23 April 2010

the one who killed all those people

Meryl, my friendly neighborhood door‐to‐door Jehovah’s Witness, invited me to a meeting at their local Kingdom Hall last Sunday.

Some of their doctrines were not like anything in my Lutheran upbringing. Did you know that in , Jesus, who is the Archangel Michael (but not God), hurled Satan down to earth? Before 1914, I suppose Satan would go down to earth, do his nefarious needs, then come home to heaven.

So Meryl came by today for another talk, with her sidekick of the day whose name I’ve forgotten Cathy. They asked what I thought of their meeting. Different, I said. But the part about Satan being thrown to earth in 1914 was pretty hard to swallow. So they started to explain where the Bible says that, in their interpretation.

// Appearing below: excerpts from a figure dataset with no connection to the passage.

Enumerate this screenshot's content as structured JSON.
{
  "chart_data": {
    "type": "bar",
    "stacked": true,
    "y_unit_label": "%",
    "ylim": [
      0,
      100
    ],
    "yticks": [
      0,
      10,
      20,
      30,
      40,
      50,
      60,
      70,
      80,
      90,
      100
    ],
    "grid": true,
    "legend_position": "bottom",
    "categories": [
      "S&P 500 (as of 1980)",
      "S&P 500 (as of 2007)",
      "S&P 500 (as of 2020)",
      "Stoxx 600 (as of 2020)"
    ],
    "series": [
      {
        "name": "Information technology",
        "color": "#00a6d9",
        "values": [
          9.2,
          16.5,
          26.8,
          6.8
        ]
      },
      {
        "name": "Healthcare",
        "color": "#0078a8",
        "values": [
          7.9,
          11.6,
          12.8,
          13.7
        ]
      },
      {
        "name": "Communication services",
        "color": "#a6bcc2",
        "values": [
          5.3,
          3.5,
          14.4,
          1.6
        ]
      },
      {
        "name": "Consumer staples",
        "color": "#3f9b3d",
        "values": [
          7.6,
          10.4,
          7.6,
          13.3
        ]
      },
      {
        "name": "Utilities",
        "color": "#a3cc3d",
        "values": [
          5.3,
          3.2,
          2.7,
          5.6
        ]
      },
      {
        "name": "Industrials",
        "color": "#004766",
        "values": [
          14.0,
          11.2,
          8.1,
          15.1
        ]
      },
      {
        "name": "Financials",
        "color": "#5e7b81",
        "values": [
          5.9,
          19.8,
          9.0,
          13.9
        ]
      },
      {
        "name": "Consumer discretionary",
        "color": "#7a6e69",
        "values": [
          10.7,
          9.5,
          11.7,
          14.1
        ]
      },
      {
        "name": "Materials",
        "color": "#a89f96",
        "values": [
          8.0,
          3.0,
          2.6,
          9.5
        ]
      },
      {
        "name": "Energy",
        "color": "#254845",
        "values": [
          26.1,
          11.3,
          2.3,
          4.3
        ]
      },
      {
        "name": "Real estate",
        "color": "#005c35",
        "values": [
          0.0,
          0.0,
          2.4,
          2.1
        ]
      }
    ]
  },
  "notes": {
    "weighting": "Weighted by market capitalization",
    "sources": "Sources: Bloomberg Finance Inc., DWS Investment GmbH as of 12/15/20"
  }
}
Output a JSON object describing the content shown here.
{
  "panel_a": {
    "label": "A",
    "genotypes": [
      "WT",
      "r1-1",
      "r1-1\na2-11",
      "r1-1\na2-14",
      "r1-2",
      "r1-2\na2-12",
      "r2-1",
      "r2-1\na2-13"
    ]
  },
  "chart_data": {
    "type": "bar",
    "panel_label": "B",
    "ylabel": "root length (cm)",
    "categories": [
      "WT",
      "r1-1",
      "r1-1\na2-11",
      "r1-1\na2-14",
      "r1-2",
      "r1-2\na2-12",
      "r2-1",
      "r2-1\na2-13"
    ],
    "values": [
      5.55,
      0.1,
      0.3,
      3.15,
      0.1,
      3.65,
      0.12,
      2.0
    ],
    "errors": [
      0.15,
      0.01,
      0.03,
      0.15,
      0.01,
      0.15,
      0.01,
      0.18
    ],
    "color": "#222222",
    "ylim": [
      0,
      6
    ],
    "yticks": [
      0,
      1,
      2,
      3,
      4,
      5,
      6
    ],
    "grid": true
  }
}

Meryl’s sidekick Cathy, giving examples of demonic influence post‐1914, couldn't remember the name of, you know, the one who killed all those people.

Hitler, Meryl supplied.

Right, Hitler, and she rhetorically asked what would make him think of burning all those people to death.

Gassed, I corrected. He didn’t put the Jews in ovens to burn them, but to gas them.

I hadn’t been so astounded by someone’s ignorance since Sherri Shepherd on The View didn’t know whether the earth was round or flat.

Since I called Hitler a Catholic, they brought up an ongoing scandal about Catholic priests molesting children. So I showed them a printout of a New York Times article about Jehovah's Witnesses being accused of sex abuse and silencing victims and their families with threats of disfellowshipping (complete shunning by those still in the church).

All talk of the Bible and Satan ceased. For the rest of their visit, my guests defended Jehovah’s Witnesses’ judicial policies, asked if I’d want to be accused with less than two witnesses, suggested the New York Times might have an agenda to make Jehovah’s Witnesses out to be like the Catholic Church, thought they remembered this story was on Dateline but taken off their site for factual inaccuracies, and admonished me to not believe everything I read.

But Meryl did ask for my printout as she left.